Many of the Arabian Nights stories, like Aladdin, Ali Baba and the 40 thieves, and Sinbad the Sailor, weren’t even a part of the narrative until Galland’s translation. After translating the stories that Galland had found initially, the demand for more stories from the Arabian Nights started increasing. In order to meet the demand and to secure himself financially as well, Galland added stories including those he had heard from Hanna Diab, a traveller from the Middle East. Many believe that it was Hanna Diab indeed who created such stories (for instance the story of Aladdin) as there were no written manuscripts of the same before Galland published them in his translation, Mille et une nuits.

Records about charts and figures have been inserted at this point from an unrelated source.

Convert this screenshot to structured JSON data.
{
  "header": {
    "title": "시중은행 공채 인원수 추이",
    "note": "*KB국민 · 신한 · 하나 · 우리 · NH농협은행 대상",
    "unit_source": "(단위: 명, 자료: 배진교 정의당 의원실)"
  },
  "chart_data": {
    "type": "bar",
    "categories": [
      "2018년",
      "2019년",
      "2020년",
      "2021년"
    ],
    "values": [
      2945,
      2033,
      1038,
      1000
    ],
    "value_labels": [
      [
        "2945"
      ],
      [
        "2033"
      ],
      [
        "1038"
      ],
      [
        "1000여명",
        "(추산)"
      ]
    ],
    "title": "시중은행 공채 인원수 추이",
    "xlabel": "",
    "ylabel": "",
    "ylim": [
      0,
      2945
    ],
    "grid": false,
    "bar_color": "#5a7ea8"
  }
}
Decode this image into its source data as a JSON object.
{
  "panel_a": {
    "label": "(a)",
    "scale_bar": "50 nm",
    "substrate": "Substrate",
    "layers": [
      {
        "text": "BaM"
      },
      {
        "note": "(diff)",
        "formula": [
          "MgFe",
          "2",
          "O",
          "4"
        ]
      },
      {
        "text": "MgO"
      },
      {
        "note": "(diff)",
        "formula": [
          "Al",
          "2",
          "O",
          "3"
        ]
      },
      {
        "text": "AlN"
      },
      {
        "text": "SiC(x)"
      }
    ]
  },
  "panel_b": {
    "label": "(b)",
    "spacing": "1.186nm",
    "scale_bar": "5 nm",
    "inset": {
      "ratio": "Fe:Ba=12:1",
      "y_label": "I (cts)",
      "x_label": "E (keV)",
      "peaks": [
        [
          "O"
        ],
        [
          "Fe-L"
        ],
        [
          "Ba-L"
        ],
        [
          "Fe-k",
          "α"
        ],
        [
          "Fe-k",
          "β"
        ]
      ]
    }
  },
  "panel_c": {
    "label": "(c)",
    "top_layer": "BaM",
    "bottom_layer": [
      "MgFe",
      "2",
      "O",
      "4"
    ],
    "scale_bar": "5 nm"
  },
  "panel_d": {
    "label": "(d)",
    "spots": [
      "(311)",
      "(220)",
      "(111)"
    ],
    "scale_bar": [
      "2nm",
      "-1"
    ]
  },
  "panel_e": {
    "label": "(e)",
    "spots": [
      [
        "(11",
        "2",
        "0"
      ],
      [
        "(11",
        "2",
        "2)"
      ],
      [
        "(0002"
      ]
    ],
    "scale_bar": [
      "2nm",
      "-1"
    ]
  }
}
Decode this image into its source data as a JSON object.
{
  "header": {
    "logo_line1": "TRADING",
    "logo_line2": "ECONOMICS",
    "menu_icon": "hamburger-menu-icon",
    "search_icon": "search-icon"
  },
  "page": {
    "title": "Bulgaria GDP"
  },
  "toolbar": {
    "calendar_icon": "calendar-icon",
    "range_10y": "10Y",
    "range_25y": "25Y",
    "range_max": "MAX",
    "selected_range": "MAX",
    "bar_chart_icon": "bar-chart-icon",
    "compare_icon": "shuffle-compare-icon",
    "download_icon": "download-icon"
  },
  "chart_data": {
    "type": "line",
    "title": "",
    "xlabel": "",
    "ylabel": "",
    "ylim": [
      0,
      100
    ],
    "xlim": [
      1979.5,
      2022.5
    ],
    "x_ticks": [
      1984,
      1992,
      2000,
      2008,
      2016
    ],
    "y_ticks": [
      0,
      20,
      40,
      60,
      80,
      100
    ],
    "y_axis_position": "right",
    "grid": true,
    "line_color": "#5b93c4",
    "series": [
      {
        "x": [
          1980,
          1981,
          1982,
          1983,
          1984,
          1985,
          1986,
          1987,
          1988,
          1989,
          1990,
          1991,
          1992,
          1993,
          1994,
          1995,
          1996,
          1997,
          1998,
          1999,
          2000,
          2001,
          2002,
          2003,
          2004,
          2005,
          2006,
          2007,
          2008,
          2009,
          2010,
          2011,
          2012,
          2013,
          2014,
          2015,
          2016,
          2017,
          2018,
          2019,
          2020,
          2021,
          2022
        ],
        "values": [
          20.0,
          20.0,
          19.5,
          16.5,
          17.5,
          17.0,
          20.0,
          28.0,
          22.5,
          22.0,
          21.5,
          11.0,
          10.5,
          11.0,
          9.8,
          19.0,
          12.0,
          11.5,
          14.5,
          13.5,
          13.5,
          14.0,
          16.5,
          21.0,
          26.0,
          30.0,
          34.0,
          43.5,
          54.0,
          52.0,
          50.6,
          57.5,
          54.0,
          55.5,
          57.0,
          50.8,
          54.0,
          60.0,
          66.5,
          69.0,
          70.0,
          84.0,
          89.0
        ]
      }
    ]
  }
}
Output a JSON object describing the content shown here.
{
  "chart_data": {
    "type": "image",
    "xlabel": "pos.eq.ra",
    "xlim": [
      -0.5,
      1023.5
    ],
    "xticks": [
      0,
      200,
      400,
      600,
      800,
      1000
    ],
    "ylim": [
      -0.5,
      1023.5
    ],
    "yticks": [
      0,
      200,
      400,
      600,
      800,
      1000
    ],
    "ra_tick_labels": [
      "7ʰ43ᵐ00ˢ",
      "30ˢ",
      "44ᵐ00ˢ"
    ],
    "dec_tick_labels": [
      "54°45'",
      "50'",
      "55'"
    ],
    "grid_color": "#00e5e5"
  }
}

I found the narratives extremely thought-provoking. What made it even more interesting were the similarities. I wonder how they could be so similar, being two centuries and many lands apart. The core manuscripts of the Arabian Nights date back to the ninth century whereas Vikram and Betaal was written in the 11th century. Who knows, maybe Vikram and Betaal (Betaal Pachisi) has some connection to the Arabian Nights (One Thousand and One Nights), as some scholars say that the Arabian Nights had travelled through India as well.